BRYAN'S BLOG

Food for Thought V2: The Napster, Amazon and Apple Missiles

This month’s whitepaper is from the December Harvard Business Review by Maxwell Wessel and Clayton M. Christensen and is titled “Surviving Disruption. (My thanks to a colleague for highlighting it for me – thanks David!) You can access the article by registering for free on the Harvard Business Review website here.



Wessel and Christensen use a modern variation on the runaway train: “Disruptive innovations are like missilies launched at your business”. The paper highlights the missiles that were Napster, Amazon and the Apple Store aimed straight at record companies and the digital camera makers aimed squarely at Kodak. These are great examples of missiles that hit their targets relatively quickly, before missile defence systems could be raised or the missile dodged. Wessel and Christensen maintain that once a missile is fired, there is often time to raise our defences or dodge, duck and cover.

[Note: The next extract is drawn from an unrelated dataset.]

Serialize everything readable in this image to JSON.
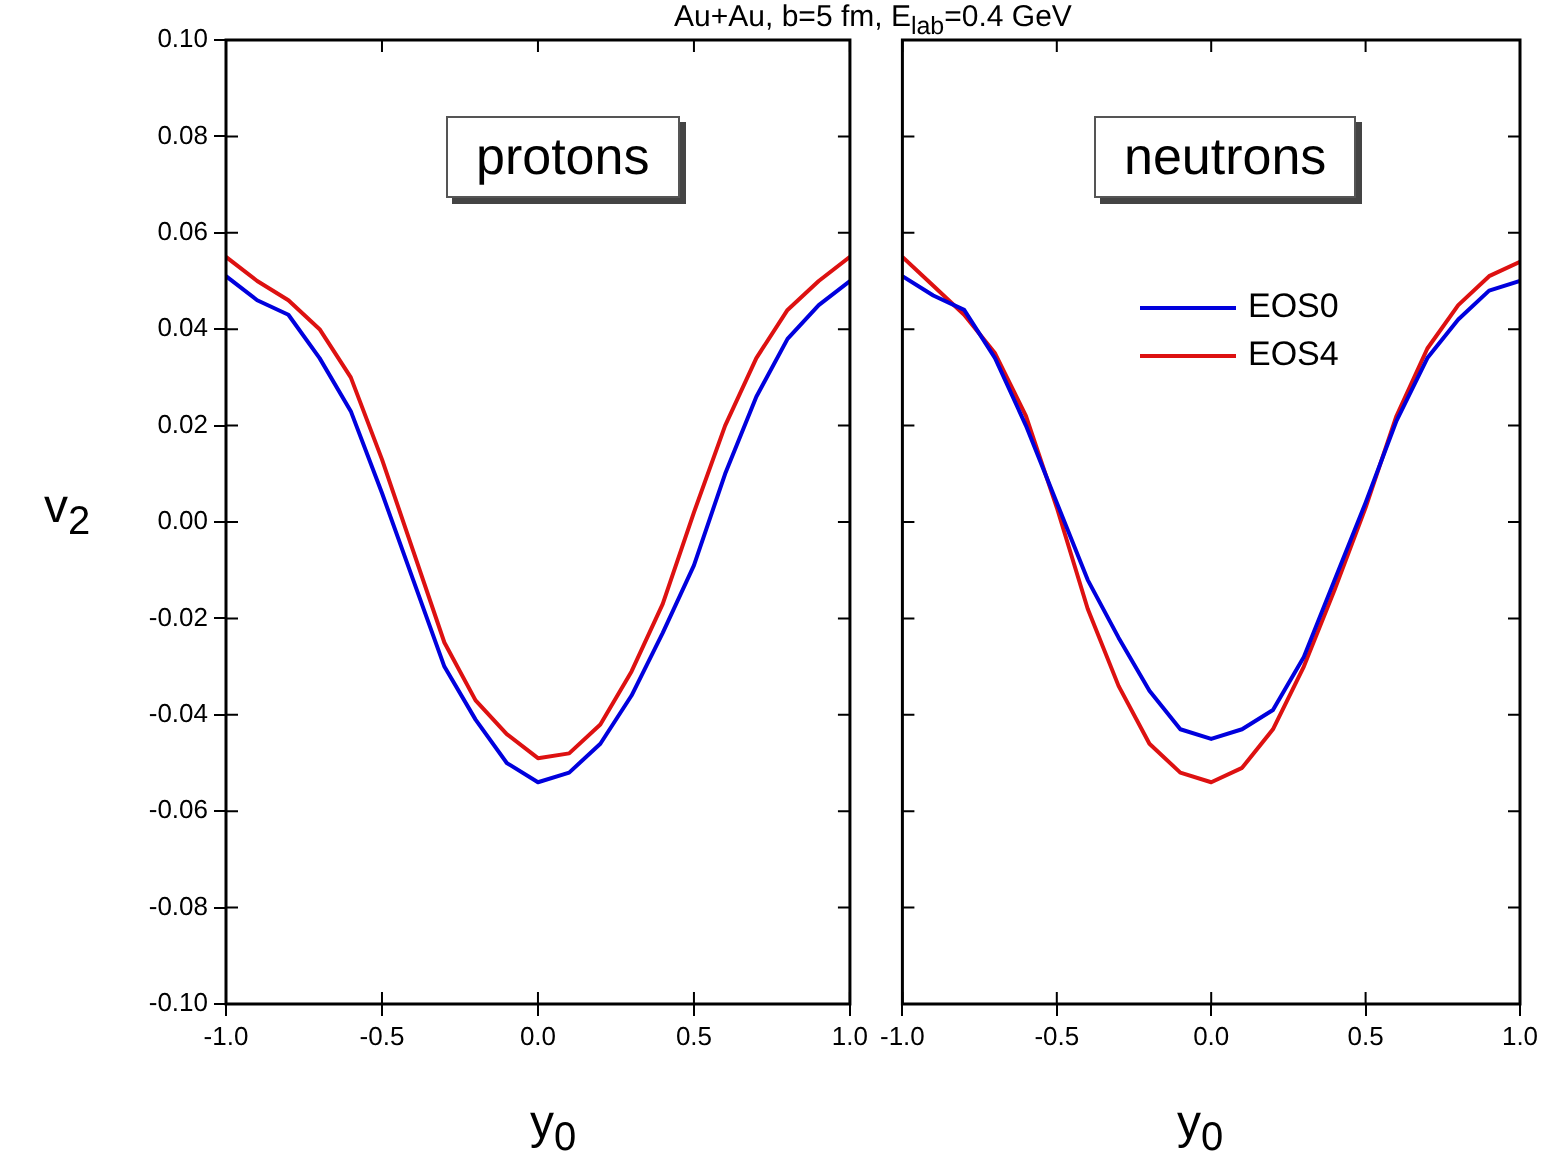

Their examples include cinemas which have survived despite public access to movies in our lounge room soon after their release and ships traversing the globe despite the development of supersized aircraft.

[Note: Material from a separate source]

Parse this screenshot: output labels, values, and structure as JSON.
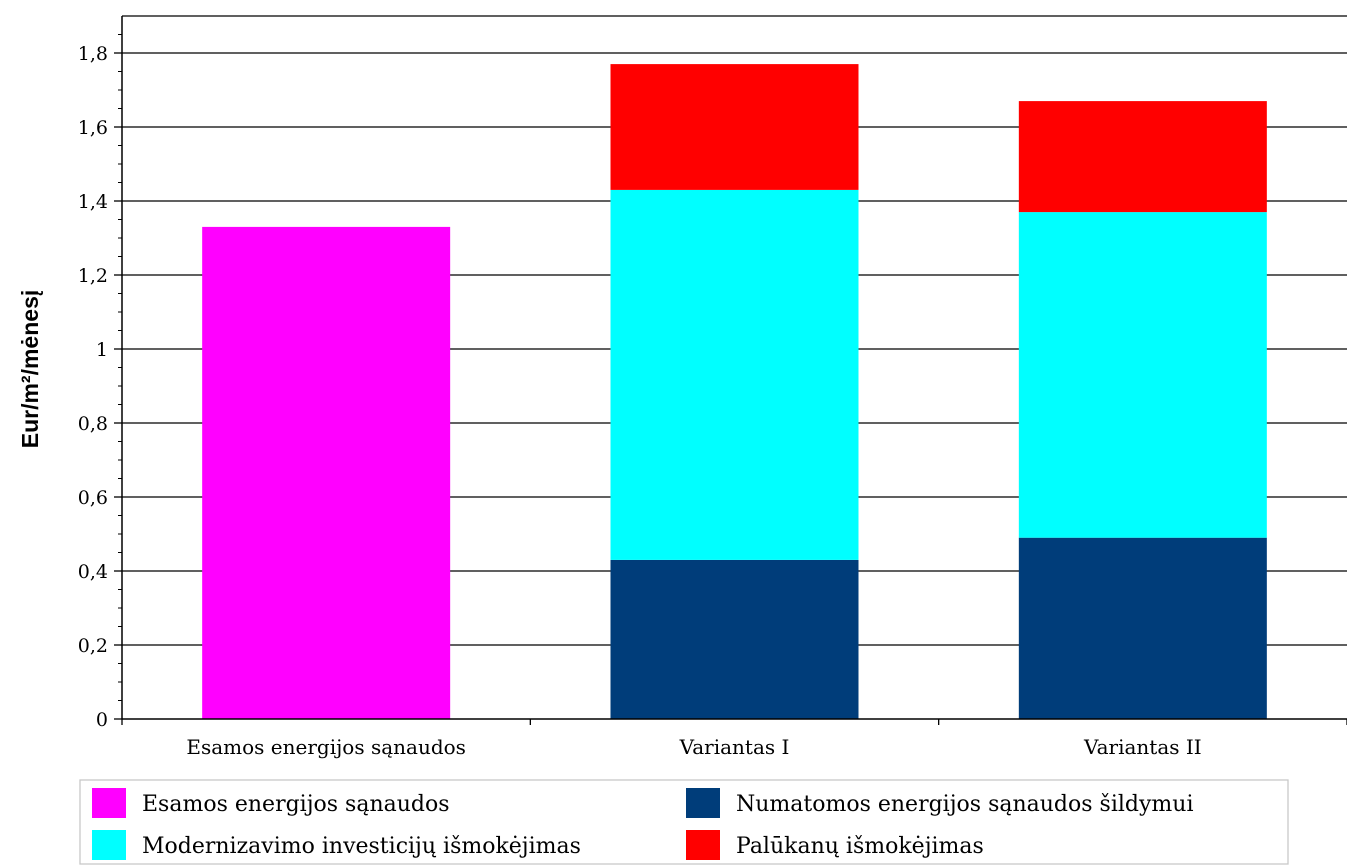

Their tip for assessing how technologically advanced the missile is coming your way:

  • “Identify the strengths of your disrupter’s business model;
  • Identify your own relative advantages;
  • Evaluate the conditions that would help or hinder the disrupter from co-opting your current advantages in the future.”

In their article they go on to describe different ways of thinking about these issues including a modern spin on the old “barriers to entry” to an industry. They refer to an “ecosystem barrier” to describe a steady-state business environment where consumers and suppliers are operating comfortably with no real need to change.



Wessel and Christensen finish with a case study on the grocery industry stating: “The theory of disruption tells us that these entrants will speed their delivery times, increase their product selection, and add features we can hardly imagine today in pursuit of new customers and higher profit margins.”



For you non-risk professionals out there, I hope this concept of disruptive innovation has got you thinking. I hope the same for you risk professionals and I also hope you are thinking about how this might apply for your next strategic risk workshop. I know I am. My client’s industry is being “disrupted” by government policy changes and assessing and adapting to the disruption will be the name of the game.